Random Sampling Mil 105E
This test will return a list of files in random order for QC processing.
Select the AQL (acceptable quality level) target for your test.
This rule will generate a random sample of the appropriate size based on the number of files found.
See http://en.wikipedia.org/wiki/MIL-STD-105 for an explaination.
Using the Filter and Export capabilities of the File Analyzer, a random sampling can be exported for use in a quality control process.
Lowercase Test
This test will check that all files are named with only lowercase characters. The File Analzyer can be re-compiled to allow the actual re-name to take place.
This code is provided as an example of how to create a file name validation routine in the File Analyzer. A robust set of pattern matching can be applied to ensure that a collection of files conform to naming standards. When files within a driectory should contain a numeric sequence, pattern matching can be performed to ensure that there are no breaks in sequence.

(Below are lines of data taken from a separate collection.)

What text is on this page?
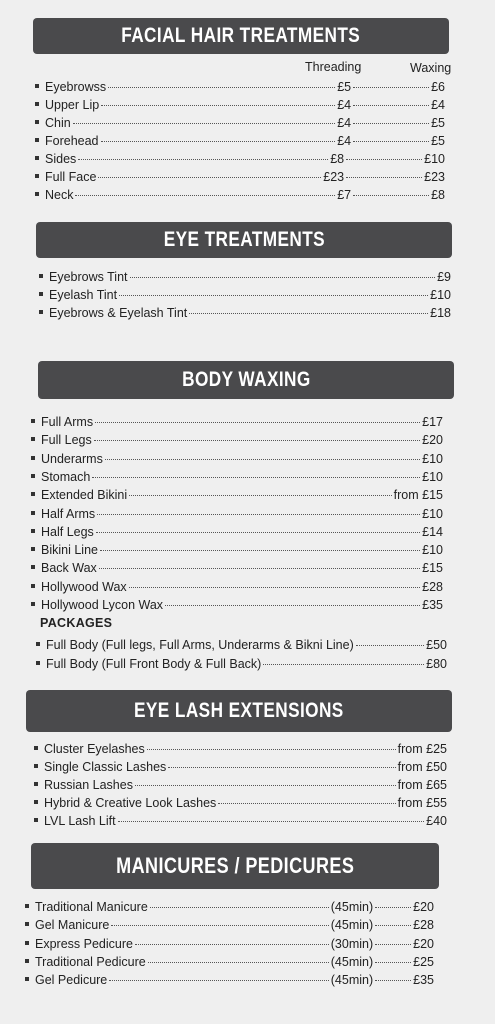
FACIAL HAIR TREATMENTS
Threading	Waxing
Eyebrowss	£5	£6
Upper Lip	£4	£4
Chin	£4	£5
Forehead	£4	£5
Sides	£8	£10
Full Face	£23	£23
Neck	£7	£8
EYE TREATMENTS
Eyebrows Tint	£9
Eyelash Tint	£10
Eyebrows & Eyelash Tint	£18
BODY WAXING
Full Arms	£17
Full Legs	£20
Underarms	£10
Stomach	£10
Extended Bikini	from £15
Half Arms	£10
Half Legs	£14
Bikini Line	£10
Back Wax	£15
Hollywood Wax	£28
Hollywood Lycon Wax	£35
PACKAGES
Full Body (Full legs, Full Arms, Underarms & Bikni Line)	£50
Full Body (Full Front Body & Full Back)	£80
EYE LASH EXTENSIONS
Cluster Eyelashes	from £25
Single Classic Lashes	from £50
Russian Lashes	from £65
Hybrid & Creative Look Lashes	from £55
LVL Lash Lift	£40
MANICURES / PEDICURES
Traditional Manicure	(45min)	£20
Gel Manicure	(45min)	£28
Express Pedicure	(30min)	£20
Traditional Pedicure	(45min)	£25
Gel Pedicure	(45min)	£35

class LowercaseTest extends NameValidationTest {
public LowercaseTest(FTDriver dt, FileTest nextTest) {
super(dt, new ValidPattern("^[^A-Z]*$", false),nextTest, "Lowercase","Lowercase");
testPatterns.add(new RenameablePattern(".*", false){
public String getMessage(File f, Matcher m) {
return "";
}
public File getNewFile(File f, Matcher m) {
return new File(f.getParentFile(), f.getName().toLowerCase());
}
});
}
Digital Derivatives
See Identify digital derivatives
Counter Compliance (CSV)
In the core package, the Counter Compliance tests apply only to text files. Use the updated version in the Demo package to parse XLSX files as well.